As a retired investor I continually analyze my portfolio and look for ways to balance risk vs. returns. One thing that many investors might ignore in their portfolio balance is their $800,000 – $1,400,000 bond. It’s called Social Security.
Investors should value their Social Security benefits as a bond in determining their portfolio mix. I’ll give you a way to determine what your Social Security is worth. You might have decided that at your age you want a 50/50 split between equities vs. fixed income (bonds, CD’s etc.) So, how much is my Social Security really worth?

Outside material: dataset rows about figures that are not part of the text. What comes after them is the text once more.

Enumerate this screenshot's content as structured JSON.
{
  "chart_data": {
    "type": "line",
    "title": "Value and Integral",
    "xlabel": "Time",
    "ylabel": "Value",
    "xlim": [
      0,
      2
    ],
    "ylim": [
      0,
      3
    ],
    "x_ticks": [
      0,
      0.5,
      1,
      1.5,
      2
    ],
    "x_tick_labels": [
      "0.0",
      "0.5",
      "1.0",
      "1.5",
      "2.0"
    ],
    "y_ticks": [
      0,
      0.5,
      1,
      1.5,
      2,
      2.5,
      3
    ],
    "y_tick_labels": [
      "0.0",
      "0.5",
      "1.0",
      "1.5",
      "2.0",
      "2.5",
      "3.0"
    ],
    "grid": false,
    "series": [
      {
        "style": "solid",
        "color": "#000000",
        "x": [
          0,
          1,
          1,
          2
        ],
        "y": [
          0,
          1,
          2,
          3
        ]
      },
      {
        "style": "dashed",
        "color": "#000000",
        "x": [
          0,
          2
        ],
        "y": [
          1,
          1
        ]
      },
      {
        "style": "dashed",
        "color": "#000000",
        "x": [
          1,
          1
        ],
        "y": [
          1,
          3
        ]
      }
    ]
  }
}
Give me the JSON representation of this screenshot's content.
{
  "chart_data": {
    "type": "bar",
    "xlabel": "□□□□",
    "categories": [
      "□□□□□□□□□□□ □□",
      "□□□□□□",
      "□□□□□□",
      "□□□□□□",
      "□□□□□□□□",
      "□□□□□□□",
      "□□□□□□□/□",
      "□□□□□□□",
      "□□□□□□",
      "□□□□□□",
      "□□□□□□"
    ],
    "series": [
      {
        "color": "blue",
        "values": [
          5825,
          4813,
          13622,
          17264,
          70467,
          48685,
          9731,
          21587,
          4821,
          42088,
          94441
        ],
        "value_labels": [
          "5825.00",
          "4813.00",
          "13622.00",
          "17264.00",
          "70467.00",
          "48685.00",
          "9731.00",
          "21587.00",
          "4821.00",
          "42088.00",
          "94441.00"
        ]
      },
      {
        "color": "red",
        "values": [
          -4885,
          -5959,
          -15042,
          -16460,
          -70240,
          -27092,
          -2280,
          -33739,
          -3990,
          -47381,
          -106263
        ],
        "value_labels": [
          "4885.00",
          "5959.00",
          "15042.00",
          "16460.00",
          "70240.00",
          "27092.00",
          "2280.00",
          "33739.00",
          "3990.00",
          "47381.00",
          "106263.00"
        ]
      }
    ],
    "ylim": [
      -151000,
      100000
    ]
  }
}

Today if you are 66 years old, plan on delating your Social Security until age 70 (which I highly recommend), have a spouse who will take “spousal benefits” at age 66 your Social Security the maximum payment you’ll get at age 70 (both spouses) is $58,600. This assumes a very modest 2% annual inflation adjustment rate.
Therefore, what size bond do you have if your annual distribution is $58,600? Well that depends on the interest rate of the bond. Let’s look at some examples:
Annual Distribution = $58,600
Bond Rate Value of Bond
7% $837,143
6% $976,667
5% $1,172,000
4% $1,465,000
Today a bond paying 7% is probably “junk” rates and very risky, although a few years ago these bonds could have easily been AAA+ rated.
So, my point is that if you look at your Social Security as a “bond”, in your investment mix you might decide to allocate almost all of your other investments into equities, depending on the size of your total portfolio.
My current recommendation is to stay almost 100% in equities until the Fed raises interest rates and you can get either a 30 year Gov’t bond or a AAA corporate bond at 5 -7 % and then start to ladder into a bond mix. In the meantime, stay out of bonds.